May 30, 2026 – Beijing-based robotics startup Accelerated Evolution has released training footage of its humanoid robot smashing a soccer ball so hard that both the wall and the ball cracked on impact, sparking a wave of amused reactions online.
The footage, showcasing the company’s flagship model Booster T1, quickly went viral. Viewers joked that the robot wasn’t playing football — it was “dropping a bomb.” Some commented they wouldn’t dare stand in goal.

According to the company’s official specs, Booster T1 stands 1.2 meters tall, weighs roughly 30 kilograms, and features between 23 and 41 degrees of freedom with an unusually large joint range of motion. Force-control sensors across its body enable millisecond-level reaction times and precise force regulation — meaning what looks like brute force is actually the product of highly coordinated, full-body motor control.
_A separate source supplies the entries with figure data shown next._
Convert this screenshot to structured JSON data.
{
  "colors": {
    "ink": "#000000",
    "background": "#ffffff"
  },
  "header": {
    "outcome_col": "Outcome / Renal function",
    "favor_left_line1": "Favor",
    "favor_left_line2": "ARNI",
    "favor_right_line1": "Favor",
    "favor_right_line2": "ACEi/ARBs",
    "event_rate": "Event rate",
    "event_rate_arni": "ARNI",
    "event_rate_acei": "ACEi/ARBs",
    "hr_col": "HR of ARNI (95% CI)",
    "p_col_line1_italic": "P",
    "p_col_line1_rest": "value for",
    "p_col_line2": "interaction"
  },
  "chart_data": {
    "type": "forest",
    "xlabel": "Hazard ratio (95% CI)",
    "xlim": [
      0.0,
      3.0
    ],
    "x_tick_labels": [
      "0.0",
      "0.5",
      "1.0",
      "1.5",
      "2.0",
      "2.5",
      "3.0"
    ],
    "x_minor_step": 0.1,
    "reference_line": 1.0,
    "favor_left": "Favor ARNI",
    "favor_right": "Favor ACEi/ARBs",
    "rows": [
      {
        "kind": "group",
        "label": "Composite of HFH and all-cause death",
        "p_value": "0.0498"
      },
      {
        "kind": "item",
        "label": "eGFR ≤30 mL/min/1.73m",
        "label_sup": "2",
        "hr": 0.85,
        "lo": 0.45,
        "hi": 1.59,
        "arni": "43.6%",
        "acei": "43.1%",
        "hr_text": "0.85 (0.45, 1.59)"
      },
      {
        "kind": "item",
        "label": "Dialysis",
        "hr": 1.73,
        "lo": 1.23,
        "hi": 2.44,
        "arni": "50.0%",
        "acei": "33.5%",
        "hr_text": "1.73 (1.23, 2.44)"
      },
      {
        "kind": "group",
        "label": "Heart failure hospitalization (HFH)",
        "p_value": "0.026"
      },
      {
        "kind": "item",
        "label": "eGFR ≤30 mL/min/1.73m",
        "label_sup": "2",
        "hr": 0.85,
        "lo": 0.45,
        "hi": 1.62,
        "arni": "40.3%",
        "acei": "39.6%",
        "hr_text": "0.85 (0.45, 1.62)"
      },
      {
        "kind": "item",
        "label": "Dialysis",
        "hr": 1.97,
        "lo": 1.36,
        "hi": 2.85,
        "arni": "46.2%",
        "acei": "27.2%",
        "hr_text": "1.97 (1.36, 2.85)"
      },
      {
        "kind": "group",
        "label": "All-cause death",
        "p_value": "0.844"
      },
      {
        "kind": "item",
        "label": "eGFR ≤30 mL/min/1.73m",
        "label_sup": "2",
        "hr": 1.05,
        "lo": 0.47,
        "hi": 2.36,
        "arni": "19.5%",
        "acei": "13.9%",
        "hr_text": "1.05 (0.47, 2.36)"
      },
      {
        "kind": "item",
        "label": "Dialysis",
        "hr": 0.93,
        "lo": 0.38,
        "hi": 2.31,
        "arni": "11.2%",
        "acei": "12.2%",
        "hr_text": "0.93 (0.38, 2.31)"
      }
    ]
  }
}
Under the hood, T1 runs an end-to-end large language model that gives it full autonomy: it can locate the ball, dribble, pass, shoot, and even get back on its feet after a fall — all without human intervention.
The robot’s competitive credentials are equally impressive. On July 20, 2025, at the RoboCup held in Brazil, two Chinese university teams — Tsinghua’s Vulcan squad and China Agricultural University’s Shanhai squad — both fielded T1 units and swept the adult humanoid division, taking gold and silver. It marked the first time in 28 years that a Chinese team had claimed the top spot in the humanoid category, a historic milestone for the country’s robotics program.